Ethnoconsulting

LES INDIGNATIONS DE HENRY-JACQUES STIKER

 vous partage une réflexion émise par Henri-Jacques STIKER dans son livre Corps infirme et sociétés (2013, Idem-Dunod) et entrant en résonnance avec le sujet de recherche particulier qui m’occupe :

Sur le handicap, « quête et enquête ont à être menées avec rigueur. Mais on ne saurait parler de ce qui touche la souffrance, comme on dissèque des mythes anciens ou comme l’on disserte sur les effets browniensQuiconque aborde l’infirmité […] se trouve engagé dans l’étude à titre personnel, même si ce n’est qu’à travers des documents, et à plus forte raison si l’on se trouve proche de la réalité vivante et vive. »

Je partage complètement les préoccupations de ce grand chercheur et historien au sujet de la prise en compte du handicap : ceux qui en sont préservés ne cherchent pas à comprendre et l’empathie ne fait pas toujours partie des partis pris des professionnels de la santé. Dans le cas de la monovision, certains osent dire aux parents d’enfants atteints « faites comme s’il n’y avait rien, traitez le-la comme n’importe quel autre enfant qui n’est pas confronté à ce genre de problème ».

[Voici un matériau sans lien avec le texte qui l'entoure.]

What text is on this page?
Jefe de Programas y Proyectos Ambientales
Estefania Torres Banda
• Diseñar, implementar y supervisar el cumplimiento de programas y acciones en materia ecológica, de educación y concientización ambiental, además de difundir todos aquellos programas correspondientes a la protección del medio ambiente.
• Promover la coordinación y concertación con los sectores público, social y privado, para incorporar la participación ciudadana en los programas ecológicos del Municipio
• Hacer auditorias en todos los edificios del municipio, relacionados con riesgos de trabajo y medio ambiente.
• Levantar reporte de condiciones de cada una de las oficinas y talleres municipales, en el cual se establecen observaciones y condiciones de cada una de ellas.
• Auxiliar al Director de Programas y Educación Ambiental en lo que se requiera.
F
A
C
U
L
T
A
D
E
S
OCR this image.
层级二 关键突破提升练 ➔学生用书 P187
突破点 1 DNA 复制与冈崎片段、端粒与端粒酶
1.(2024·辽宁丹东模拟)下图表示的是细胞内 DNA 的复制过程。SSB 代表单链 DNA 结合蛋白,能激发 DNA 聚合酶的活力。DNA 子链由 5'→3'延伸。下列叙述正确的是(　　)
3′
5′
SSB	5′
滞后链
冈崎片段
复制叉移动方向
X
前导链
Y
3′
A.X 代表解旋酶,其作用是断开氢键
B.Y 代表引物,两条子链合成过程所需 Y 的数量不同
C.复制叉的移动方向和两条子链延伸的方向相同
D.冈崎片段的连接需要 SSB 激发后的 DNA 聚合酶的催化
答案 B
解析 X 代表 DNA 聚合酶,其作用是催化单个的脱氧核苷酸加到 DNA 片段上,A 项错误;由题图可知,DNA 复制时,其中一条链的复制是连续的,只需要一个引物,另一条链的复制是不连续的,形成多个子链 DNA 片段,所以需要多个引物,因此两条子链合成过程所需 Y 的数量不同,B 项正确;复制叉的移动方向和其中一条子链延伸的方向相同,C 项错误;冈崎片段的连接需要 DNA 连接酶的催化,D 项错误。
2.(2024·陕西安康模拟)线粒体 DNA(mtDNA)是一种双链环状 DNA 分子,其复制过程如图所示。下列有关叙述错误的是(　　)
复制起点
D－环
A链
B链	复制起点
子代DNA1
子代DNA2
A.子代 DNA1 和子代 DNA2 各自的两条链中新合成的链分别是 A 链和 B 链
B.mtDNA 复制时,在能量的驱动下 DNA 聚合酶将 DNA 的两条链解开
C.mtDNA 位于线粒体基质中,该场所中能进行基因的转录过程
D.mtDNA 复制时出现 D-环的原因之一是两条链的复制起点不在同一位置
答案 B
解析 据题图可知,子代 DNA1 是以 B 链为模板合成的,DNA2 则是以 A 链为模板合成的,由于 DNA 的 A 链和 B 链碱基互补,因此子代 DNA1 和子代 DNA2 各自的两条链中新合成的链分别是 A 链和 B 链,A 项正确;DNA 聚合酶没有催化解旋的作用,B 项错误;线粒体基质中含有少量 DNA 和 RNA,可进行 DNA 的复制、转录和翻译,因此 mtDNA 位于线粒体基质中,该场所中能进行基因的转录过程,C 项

  • Ont-ils vraiment compris ce que monovision veut dire et quels sont les impacts de ce « moins » visuel ? 
  • Ne serait-il pas plus constructif de les informer sur les conséquences physiques, psychiques, sociologiques, etc. ? 
  • Éduquer pour éviter de stigmatiser ? 

« Nous organisons le monde pour une sorte d’homme moyen baptisé normal, ce monde que risque de modifier et de refaire celui qui ne peut pas, ou ne peut plus, s’y mouvoir à l’aise… »

Ce blog refuse d’accorder crédit aux peurs sociétales provoquées par les imperfections, même si nous les considérons ici avec sérieux et rigueur scientifique pour faire avancer le discours. Elles expliquent des comportements, des rapports aux mondes et aux communautés.

  • Néanmoins qu’entend-on par imperfections ? 
  • Par rapport à quoi ? 
  • Ne seraient-elles pas, elles, des normalités puisque rien n’est jamais parfait et tout peut être porteur d’imparfait ?
  • Alors ce qu’on appelle la normalité, la banalité en quelque sorte, ne deviendrait-elle pas alors le frein aux changements, aux tâtonnements créateurs d’évolution, au différent ?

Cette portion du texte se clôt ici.